Les défenseurs des droits des réfugiés dénoncent les modifications aux lois fédérales proposées lundi par le gouvernement de Justin Trudeau qui empêcheraient les migrants entrés au Canada de façon irrégulière de présenter une demande d'asile au pays.

Selon l'Association canadienne des avocats et avocates en droit des réfugiés, ces modifications priveraient les demandeurs d'asile vulnérables des protections fondamentales en matière de droits de la personne.

En vertu de l'Entente sur les tiers pays sûrs, les demandeurs d'asile ne peuvent présenter une demande au Canada s'ils ont déjà présenté une demande similaire dans certains autres « pays sûrs », dont les États-Unis. Mais cette entente ne s'applique pas aux migrants qui franchissent la frontière de façon irrégulière - comme on l'a souvent vu au chemin Roxham, en Montérégie. Les demandeurs peuvent alors rester au Canada le temps que le gouvernement fédéral étudie leur dossier.
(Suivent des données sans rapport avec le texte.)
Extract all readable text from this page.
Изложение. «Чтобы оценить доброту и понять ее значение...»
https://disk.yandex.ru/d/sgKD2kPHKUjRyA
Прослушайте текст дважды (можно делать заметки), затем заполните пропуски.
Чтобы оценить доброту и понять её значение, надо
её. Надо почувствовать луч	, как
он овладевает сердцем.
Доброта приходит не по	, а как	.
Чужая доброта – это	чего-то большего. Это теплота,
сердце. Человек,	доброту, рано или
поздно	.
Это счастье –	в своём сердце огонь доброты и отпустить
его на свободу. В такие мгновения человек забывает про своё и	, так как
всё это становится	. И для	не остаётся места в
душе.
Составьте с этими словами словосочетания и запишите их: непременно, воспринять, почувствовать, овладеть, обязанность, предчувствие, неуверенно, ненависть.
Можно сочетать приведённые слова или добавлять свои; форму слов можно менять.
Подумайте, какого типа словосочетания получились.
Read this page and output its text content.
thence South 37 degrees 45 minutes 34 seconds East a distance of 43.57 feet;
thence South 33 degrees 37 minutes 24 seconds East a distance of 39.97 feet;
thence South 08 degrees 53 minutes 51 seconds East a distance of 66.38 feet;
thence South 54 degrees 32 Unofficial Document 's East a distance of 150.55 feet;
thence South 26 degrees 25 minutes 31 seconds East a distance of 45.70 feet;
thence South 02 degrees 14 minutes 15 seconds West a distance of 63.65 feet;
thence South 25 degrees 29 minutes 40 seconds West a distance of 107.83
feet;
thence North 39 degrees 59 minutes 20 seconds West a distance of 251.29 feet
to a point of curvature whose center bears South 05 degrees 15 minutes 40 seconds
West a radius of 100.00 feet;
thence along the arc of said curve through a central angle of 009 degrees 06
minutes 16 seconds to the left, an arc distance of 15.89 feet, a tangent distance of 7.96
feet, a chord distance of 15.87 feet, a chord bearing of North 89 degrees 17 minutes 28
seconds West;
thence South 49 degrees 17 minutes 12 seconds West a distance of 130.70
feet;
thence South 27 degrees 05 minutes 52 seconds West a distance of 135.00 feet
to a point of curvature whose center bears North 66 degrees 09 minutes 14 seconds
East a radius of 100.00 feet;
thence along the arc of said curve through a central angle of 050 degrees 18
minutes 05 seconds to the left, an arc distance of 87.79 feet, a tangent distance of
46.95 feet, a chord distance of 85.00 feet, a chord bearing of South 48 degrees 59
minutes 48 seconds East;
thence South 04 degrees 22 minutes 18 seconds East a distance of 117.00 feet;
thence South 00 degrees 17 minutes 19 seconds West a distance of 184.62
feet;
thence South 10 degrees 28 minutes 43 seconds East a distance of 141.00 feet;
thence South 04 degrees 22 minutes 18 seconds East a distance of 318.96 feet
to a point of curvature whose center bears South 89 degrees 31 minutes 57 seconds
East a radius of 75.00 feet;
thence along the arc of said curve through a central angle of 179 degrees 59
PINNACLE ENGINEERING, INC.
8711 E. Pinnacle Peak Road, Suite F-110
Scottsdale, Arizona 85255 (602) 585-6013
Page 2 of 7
Le gouvernement Trudeau souhaite fermer cette voie. Mathieu Genest, porte-parole du ministre de l'Immigration, Ahmed Hussen, soutenait lundi que la mesure visait avant tout les personnes dont la demande d'asile avait été rejetée aux États-Unis et qui tentaient ensuite leur chance au Canada. Mais le libellé du projet de loi stipule que le simple fait d'avoir présenté une demande auprès d'un autre pays suffit à rendre la demande irrecevable au Canada.

Les changements ont été discrètement inclus dans le projet de loi omnibus sur la mise en oeuvre du budget, un document d'environ 400 pages déposé lundi à la Chambre des communes par le ministre des Finances. Cette discrétion a d'autant plus choqué les défenseurs des réfugiés.

Janet Dench, directrice du Conseil canadien pour les réfugiés, estime que toute modification importante aux lois sur l'immigration, comme celle proposée lundi, devrait faire l'objet d'une étude approfondie au Parlement plutôt que d'être enfouie dans un projet de loi omnibus, adopté de façon accélérée.

Mme Dench indique que ses membres - plus de 100 organismes canadiens oeuvrant directement avec les réfugiés et les immigrants - sont sous le choc et consternés par les changements proposés, les qualifiant d'« atteinte dévastatrice aux droits des réfugiés au Canada ».

Les migrants dont la demande au Canada serait jugée irrecevable ne s'exposeraient pas nécessairement à une expulsion immédiate vers leur pays d'origine, soutenait M. Genest lundi : le gouvernement canadien évaluerait alors les risques afin de déterminer s'il serait prudent de les renvoyer.